Friday, June 20, 2008

Religion as a Computational Simplification

What is religion, why do we need to have faith, why do we need gods?

Life includes a series of decisions. Decisions help us optimize our condition, find a route to another condition that is better, more stable, easier or happier. But the number of minute decisions that need to be made is so large that our built-in computer, the brain, is overwhelmed by the computational requirements.

So it takes shortcuts. It categorizes the decisions, pushing some, such as picking up the next spoonful of food or stepping aside to avoid a pothole, into a subconscious decision making queue. Others are not so subconscious but are still routine jobs, like signing your name on a credit card bill or going to work in the morning. Even with these reductions on its computational requirements, the brain would be left with too many significant mid- and long-term decisions.
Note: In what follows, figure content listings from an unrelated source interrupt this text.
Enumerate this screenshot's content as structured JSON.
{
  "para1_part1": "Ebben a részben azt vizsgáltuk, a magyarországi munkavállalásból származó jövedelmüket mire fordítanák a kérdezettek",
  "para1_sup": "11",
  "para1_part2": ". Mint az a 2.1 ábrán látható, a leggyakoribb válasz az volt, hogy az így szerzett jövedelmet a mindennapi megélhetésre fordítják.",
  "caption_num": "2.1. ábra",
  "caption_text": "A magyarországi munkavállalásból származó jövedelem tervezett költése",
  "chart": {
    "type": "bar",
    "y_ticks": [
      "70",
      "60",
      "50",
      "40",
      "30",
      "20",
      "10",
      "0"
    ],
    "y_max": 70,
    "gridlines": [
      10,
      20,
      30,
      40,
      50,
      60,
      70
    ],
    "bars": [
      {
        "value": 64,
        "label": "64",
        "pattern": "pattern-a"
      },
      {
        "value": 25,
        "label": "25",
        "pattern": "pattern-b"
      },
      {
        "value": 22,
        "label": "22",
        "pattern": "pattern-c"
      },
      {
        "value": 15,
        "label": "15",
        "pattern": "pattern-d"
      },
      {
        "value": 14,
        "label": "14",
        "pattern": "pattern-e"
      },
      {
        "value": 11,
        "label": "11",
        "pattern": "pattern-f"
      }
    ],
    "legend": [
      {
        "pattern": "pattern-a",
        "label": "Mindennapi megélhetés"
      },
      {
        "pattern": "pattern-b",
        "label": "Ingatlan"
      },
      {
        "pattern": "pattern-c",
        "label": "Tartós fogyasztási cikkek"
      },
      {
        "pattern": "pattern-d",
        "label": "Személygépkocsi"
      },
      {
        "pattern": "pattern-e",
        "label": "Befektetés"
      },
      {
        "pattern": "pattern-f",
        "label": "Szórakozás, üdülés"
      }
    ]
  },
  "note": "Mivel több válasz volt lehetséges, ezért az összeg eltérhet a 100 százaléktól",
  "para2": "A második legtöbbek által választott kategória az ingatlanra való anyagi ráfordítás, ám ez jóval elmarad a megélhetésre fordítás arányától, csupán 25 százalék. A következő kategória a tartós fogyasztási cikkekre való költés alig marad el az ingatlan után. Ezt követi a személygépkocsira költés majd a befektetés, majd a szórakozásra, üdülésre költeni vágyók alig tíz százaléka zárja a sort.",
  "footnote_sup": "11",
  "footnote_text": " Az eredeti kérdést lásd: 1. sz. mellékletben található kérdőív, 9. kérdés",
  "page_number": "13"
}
Religion is the knowledge applicable to another subcategory of these remaining decisions. In many cases, it quickly allows us to use the past experience of wise people to determine a course of action when faced with certain decisions. Trying to figure every one of these out for oneself would put too much of a computational burden on the brain. Religion gives quick answers, without always requiring us to think hard.

Of course there are still a lot of decisions that can't be addressed by religious knowledge, and which might require individual thinking. But religion helps quite a bit; a lot of right-and-wrong type decisions can be solved quickly by referring to religious knowledge.